Artificial Intelligence (AI) has a huge effect on the evolution of modern finance and the accounting professions. Thanks to advances in data collection technologies and the large reduction in storage cost, companies now collect and store huge amounts and varieties of data. The increasing availability of data has called for the need for technologies such as AI that can perform efficient and effective analyses. AI uses machines to interpret and learn from data to accomplish specific tasks. The adoption of AI provides a unique opportunity for management accountants, who are already proficient at analyzing and obtaining insights from data. And with the use of AI, management accountants can use analyses to improve corporate performance to establish effective management control systems and to improve the quality of managerial accounting.
You’re probably familiar with traditional financial accounting or even the use of artificial intelligence in accounting. A different form of accounting is managerial accounting
Managerial accounting differs from financial accounting because the purpose of managerial accounting is to assist users internal to the company in making well-informed business decisions.
The primary roles of modern managerial accounting include preparing financial statements, budgeting for internal costs, implementing control for corporate performance, and facilitating strategic cost management to achieve long-term goals.
As the use of artificial intelligence in accounting is different from the use of artificial intelligence in managerial accounting the ethical risks also vary here are some examples of AI ethical impact in managerial accounting:
1- Data Security, Privacy, and Misuse:
AI applications in managerial accounting involve vast amounts of financial and operational data, often revealing critical company metrics and trade secrets. Businesses face significant concerns about data security, privacy, and potential misuse. These include safeguarding business data during external data acquisition and ensuring secure integration of internal and external data sources.
Additionally, AI systems often rely on external data sources like industry reports and tax records. These third-party data integrations raise concerns about reliability, copyright compliance, and potential bias. Legal risks and challenges in accurately processing such data also emerge as critical issues, as noted by an accounting director of an energy company.
To address these challenges, businesses must implement controls, to ensure secure data storage and transmission, and evaluate the reliability and legality of external data sources.
2- Accountability :
An ethical question in AI for managerial accounting is determining accountability for AI results. AI developers and managers play critical roles in this accountability. While AI developers often select novel algorithms to attract users, overconfidence and limited understanding can lead to misleading outcomes.

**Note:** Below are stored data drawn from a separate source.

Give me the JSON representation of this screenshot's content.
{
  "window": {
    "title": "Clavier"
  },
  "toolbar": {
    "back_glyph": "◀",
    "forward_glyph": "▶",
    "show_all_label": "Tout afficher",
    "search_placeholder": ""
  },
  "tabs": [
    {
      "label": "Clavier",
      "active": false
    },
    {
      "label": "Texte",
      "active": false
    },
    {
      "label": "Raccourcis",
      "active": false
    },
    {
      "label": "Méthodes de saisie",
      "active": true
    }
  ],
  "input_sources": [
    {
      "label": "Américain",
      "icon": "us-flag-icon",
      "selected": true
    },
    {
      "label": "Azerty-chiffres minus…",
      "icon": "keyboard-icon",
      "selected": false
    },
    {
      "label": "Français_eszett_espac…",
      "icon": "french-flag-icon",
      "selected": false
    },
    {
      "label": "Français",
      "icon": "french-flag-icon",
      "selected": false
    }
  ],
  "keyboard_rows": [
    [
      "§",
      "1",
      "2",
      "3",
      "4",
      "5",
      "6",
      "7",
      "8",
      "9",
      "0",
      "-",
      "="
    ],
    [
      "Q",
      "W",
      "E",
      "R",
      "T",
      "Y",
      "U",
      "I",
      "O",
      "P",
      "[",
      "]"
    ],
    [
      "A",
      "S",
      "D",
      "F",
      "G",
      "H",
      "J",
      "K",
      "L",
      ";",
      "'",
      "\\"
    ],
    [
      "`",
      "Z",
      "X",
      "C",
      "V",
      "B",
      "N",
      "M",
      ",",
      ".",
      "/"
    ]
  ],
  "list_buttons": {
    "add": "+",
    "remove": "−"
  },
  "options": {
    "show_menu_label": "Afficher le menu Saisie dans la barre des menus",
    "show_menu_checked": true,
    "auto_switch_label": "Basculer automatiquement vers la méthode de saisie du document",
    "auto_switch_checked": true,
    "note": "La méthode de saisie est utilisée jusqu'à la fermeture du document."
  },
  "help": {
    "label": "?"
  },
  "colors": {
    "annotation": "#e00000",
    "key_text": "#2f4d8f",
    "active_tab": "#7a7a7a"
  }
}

An IT director at an AI company emphasized the importance of using mature technologies that fit the project needs and the necessity of technical training to mitigate risks.
Managers tasked with acquiring and implementing AI also hold significant responsibility. Their beliefs, knowledge, and attitudes toward AI heavily influence its successful adoption.
Managerial accountants are equally vital throughout the development and implementation stages. Effective communication and accurate information gathering during system investigation significantly influence AI’s functionality and ability to meet expectations.
That’s why accountability for AI outcomes is shared among developers, managers, and accountants. Success hinges on thoughtful technology selection, strong leadership support, clear communication, and alignment with organizational goals.
3- Bias in AI Systems :
AI systems in managerial accounting often use rule-based algorithms derived from expert knowledge. However, these rules can reflect the limitations, personal emotions, and biases of experts, potentially embedding these biases into AI systems. Such biases may influence managerial accountants, raising concerns among professionals.
To mitigate biases, companies are adopting evaluation mechanisms to ensure the fairness, justice, and equity of AI algorithms. Some organizations use a hybrid approach, integrating AI analyses with inputs from human accountants and professionals.They improved the system by incorporating management team insights, leading to more balanced and effective decision-making tools.
Managerial accountants play a critical role in reducing the influence of bias by maintaining professional judgment and critically evaluating AI-generated results. Regular professional training and lifelong education are essential to enhance their ability to interpret and adjust AI outputs effectively.
That’s why addressing biases in AI for managerial accounting requires a combination of advanced algorithm evaluation, integration of human insights, and ongoing professional development. These measures can reduce the impact of expert bias, enabling AI to provide more reliable support for managerial decisions.